AI Helps Chemists Design Molecules Step by Step

The chemistry community has long wrestled with the twin challenges of retrosynthesis and mechanistic prediction. Traditional software can enumerate millions of possible reaction sequences, yet they often lack the strategic nuance that seasoned chemists apply when choosing protecting groups, ring‑forming steps, or cost‑effective reagents. Recent advances in artificial intelligence, especially large language models (LLMs), have opened a pathway to embed that human‑like reasoning directly into computational workflows, promising a new era of AI‑augmented synthesis planning.

Synthegy, the EPFL‑led initiative, reimagines the role of LLMs from mere structure generators to evaluators that interpret chemical strategies expressed in plain language. Users input high‑level goals—such as avoiding certain functional groups or prioritizing early ring closure—and the system translates candidate synthetic routes into textual descriptions for the LLM to assess. The model then scores each pathway, explains its rationale, and surfaces the most strategically aligned options. In a blind test involving 36 chemists and 368 evaluations, the AI’s rankings coincided with expert judgments over 71% of the time, a performance gap that widens as model size increases.

The implications for drug discovery and materials development are profound.
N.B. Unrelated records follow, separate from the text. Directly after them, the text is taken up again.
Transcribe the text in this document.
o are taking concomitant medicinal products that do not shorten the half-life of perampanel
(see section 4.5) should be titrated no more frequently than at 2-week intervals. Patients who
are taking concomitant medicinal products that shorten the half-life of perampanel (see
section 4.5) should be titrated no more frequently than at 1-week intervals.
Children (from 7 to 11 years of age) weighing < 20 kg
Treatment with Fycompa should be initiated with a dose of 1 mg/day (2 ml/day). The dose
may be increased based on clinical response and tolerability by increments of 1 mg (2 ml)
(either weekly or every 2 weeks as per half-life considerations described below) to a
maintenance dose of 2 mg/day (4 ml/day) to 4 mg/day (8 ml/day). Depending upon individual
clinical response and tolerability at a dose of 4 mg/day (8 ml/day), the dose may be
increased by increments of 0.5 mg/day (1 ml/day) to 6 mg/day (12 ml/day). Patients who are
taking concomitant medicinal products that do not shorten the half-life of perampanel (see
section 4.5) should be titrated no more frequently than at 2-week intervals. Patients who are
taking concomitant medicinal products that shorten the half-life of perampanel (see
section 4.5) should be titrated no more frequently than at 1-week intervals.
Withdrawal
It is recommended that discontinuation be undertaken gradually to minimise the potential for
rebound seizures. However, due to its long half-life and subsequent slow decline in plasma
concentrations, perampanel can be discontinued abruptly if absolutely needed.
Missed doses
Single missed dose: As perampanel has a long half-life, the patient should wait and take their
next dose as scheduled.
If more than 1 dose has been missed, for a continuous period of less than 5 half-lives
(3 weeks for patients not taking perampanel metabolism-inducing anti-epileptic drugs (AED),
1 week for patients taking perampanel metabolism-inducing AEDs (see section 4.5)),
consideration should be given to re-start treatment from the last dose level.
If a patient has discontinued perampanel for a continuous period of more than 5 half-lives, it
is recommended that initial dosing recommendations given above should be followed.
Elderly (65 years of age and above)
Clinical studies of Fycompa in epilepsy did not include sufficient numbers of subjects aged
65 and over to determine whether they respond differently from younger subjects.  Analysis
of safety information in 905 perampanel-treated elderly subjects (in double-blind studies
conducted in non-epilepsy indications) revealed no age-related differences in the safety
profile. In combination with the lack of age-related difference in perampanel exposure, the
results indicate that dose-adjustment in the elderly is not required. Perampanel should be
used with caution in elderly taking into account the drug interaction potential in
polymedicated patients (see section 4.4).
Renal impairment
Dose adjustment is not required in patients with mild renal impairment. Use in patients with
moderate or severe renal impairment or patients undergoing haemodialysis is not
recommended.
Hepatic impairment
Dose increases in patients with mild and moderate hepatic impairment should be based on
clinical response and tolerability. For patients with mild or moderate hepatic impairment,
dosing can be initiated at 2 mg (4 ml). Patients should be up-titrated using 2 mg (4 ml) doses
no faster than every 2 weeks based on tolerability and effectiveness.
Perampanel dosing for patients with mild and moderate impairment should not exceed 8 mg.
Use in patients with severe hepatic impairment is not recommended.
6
By allowing chemists to converse with synthesis software, Synthegy reduces the time spent on iterative trial‑and‑error and democratizes access to sophisticated planning tools that previously required deep computational expertise. Companies can accelerate lead optimization, cut material costs, and explore more diverse chemical spaces. As LLMs continue to scale and integrate with experimental data streams, the next frontier will likely involve closed‑loop systems that not only propose pathways but also predict outcomes in real time, further tightening the feedback loop between theory and the laboratory.